Perhaps in the spirit of the Wonders of the World, the nuclear reactor in Hanford, Washington, has been declared a national historic site.
“National Historic Landmarks,” the Department of Energy explains, “can be nationally significant districts, sites, buildings, structures, and/or objects that possess exceptional value or quality in illustrating or interpreting the heritage of the United States.”
In a late-August news release (PDF) we read:
U.S. Department of the Interior (DOI) Deputy Secretary Lynn Scarlett and U.S. Department of Energy (DOE) Acting Deputy Secretary Jeffrey F. Kupfer today announced the designation of DOE’s B Reactor as a National Historic Landmark and unveiled DOE’s plan for a new public access program to enable American citizens to visit B Reactor during the 2009 tourist season. The B Reactor at DOE’s Hanford Site in southeast Washington State was the world’s first industrial-scale nuclear reactor and produced plutonium for the atomic weapon that was dropped on Nagasaki, Japan to end World War II (WWII).

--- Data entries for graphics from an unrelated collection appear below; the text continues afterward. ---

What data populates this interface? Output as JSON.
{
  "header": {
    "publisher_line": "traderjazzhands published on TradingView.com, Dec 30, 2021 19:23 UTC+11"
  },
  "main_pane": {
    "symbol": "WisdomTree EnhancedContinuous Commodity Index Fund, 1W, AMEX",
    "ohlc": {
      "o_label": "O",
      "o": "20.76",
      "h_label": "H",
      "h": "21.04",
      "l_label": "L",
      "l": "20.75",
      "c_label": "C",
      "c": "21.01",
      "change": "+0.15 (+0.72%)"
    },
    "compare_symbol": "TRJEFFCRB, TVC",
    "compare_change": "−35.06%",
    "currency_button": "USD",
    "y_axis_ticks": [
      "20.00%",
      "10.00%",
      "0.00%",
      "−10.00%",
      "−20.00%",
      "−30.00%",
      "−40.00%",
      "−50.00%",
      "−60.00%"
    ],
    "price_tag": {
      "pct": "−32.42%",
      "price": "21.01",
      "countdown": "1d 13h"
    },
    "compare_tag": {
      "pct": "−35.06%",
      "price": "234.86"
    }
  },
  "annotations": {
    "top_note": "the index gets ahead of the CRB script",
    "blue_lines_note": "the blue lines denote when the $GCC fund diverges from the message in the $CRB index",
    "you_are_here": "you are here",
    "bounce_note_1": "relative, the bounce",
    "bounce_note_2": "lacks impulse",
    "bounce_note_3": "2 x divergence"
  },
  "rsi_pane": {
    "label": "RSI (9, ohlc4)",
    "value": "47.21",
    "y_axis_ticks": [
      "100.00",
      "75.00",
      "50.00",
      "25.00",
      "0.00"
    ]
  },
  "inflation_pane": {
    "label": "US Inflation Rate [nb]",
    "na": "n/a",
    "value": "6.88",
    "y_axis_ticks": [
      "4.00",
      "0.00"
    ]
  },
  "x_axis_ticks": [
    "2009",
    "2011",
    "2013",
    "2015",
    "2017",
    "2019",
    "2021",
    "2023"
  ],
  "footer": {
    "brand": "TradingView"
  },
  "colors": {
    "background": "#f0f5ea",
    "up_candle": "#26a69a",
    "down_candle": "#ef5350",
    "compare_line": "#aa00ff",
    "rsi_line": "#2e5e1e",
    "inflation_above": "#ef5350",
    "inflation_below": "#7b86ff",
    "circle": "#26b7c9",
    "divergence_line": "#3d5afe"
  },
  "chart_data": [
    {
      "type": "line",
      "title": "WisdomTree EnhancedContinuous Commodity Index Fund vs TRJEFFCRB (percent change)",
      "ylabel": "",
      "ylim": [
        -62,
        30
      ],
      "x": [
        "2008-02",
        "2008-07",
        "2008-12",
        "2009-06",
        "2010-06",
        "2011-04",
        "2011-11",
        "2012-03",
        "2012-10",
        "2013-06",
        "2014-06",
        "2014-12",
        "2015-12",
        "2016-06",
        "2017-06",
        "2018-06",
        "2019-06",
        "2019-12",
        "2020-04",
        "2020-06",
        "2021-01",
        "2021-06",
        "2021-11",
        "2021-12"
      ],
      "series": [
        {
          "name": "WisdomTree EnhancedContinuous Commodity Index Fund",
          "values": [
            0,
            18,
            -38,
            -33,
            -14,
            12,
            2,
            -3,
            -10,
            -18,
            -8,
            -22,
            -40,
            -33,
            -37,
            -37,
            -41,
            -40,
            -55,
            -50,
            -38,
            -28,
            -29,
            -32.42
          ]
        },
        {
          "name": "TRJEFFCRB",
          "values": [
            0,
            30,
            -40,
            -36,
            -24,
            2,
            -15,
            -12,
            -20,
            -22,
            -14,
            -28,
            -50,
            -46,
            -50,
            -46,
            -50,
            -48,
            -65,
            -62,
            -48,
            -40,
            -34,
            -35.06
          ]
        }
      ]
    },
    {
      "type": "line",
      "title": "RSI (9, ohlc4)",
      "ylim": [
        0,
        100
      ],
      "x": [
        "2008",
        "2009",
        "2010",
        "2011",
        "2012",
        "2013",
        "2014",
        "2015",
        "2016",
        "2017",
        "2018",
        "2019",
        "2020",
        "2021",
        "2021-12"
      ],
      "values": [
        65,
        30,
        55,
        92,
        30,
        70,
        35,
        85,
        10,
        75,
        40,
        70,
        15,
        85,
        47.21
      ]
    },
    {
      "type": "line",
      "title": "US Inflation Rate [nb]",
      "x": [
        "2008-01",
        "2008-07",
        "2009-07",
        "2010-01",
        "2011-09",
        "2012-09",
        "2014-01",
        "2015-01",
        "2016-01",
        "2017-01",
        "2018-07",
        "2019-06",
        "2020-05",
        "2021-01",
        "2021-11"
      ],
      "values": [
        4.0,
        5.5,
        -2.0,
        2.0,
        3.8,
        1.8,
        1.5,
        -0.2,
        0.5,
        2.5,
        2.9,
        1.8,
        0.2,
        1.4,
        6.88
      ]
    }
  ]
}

As the New York Times pointed out yesterday, however, Hanford is but “one of five Manhattan Project facilities designated as historic landmarks, including the Los Alamos Scientific Laboratory in New Mexico and the X-10 Graphite Reactor at Oak Ridge, Tenn.” Another site is the so-called Chicago Pile.
The atomic infrastructure of mid-century American warfare is thus slowly being converted into a distributed landscape of historic monuments.
Perhaps it’s dark tourism with a physics bent – the national memory of nuclear fission, a geography of Cold War nostalgia. They are places where the atom opened up – a series of small entryways into matter.
5 thoughts on “Nuclear Nation”
This report comes on the heels of news that the crash site of United Flight 93 is also becoming a “dark tourism” destination. It seems that as the production jobs have left rural Pennsylvania, the economy could use a little piece of that ever-present activity of consumption known as tourism.
As a side note, the Hanford site is also among the biggest environmental disasters in our nations history. Plutonium was produced in immense quantity without any real oversight, and hence, over 50 million gallons of nuclear waste was stored in tanks that now leak into the Columbia river and groundwater. The task of cleaning up the Hanford site has been baffling for both engineers and policy makers. It is a cautionary tale for people tasked with overseeing military spending. We certainly didn’t need all of those nukes to survive the cold war, but in 1943 the threat was real enough to force some irrational decision making.
The only thing that’s certain is the United States won the Cold War. With help from all those nukes. Building a nuclear weapon to help defeat the Germans and the Japanese is hardly irrational. Nice try.
Hey Cold Warrior,
I grew up not far from Hanford – but luckily far enough so that I wasn’t in one of the towns that are now slowly dying of cancer.
Seriously, entire farm towns are dropping dead of cancer.
They intentionally released radioactive isotopes during harvest season, poisoning the fields and the cows’ milk: http://en.wikipedia.org/wiki/Hanford#Environmental_concerns
It’s both disturbing and fascinating to find that there are people who find this situation defensible, an acceptable consequence of war.
an acceptable consequence of war.
There are those who view almost anything as an “an acceptable consequence of war.” Curiously, these tend to be the same people most interested in perpetuating a state of war.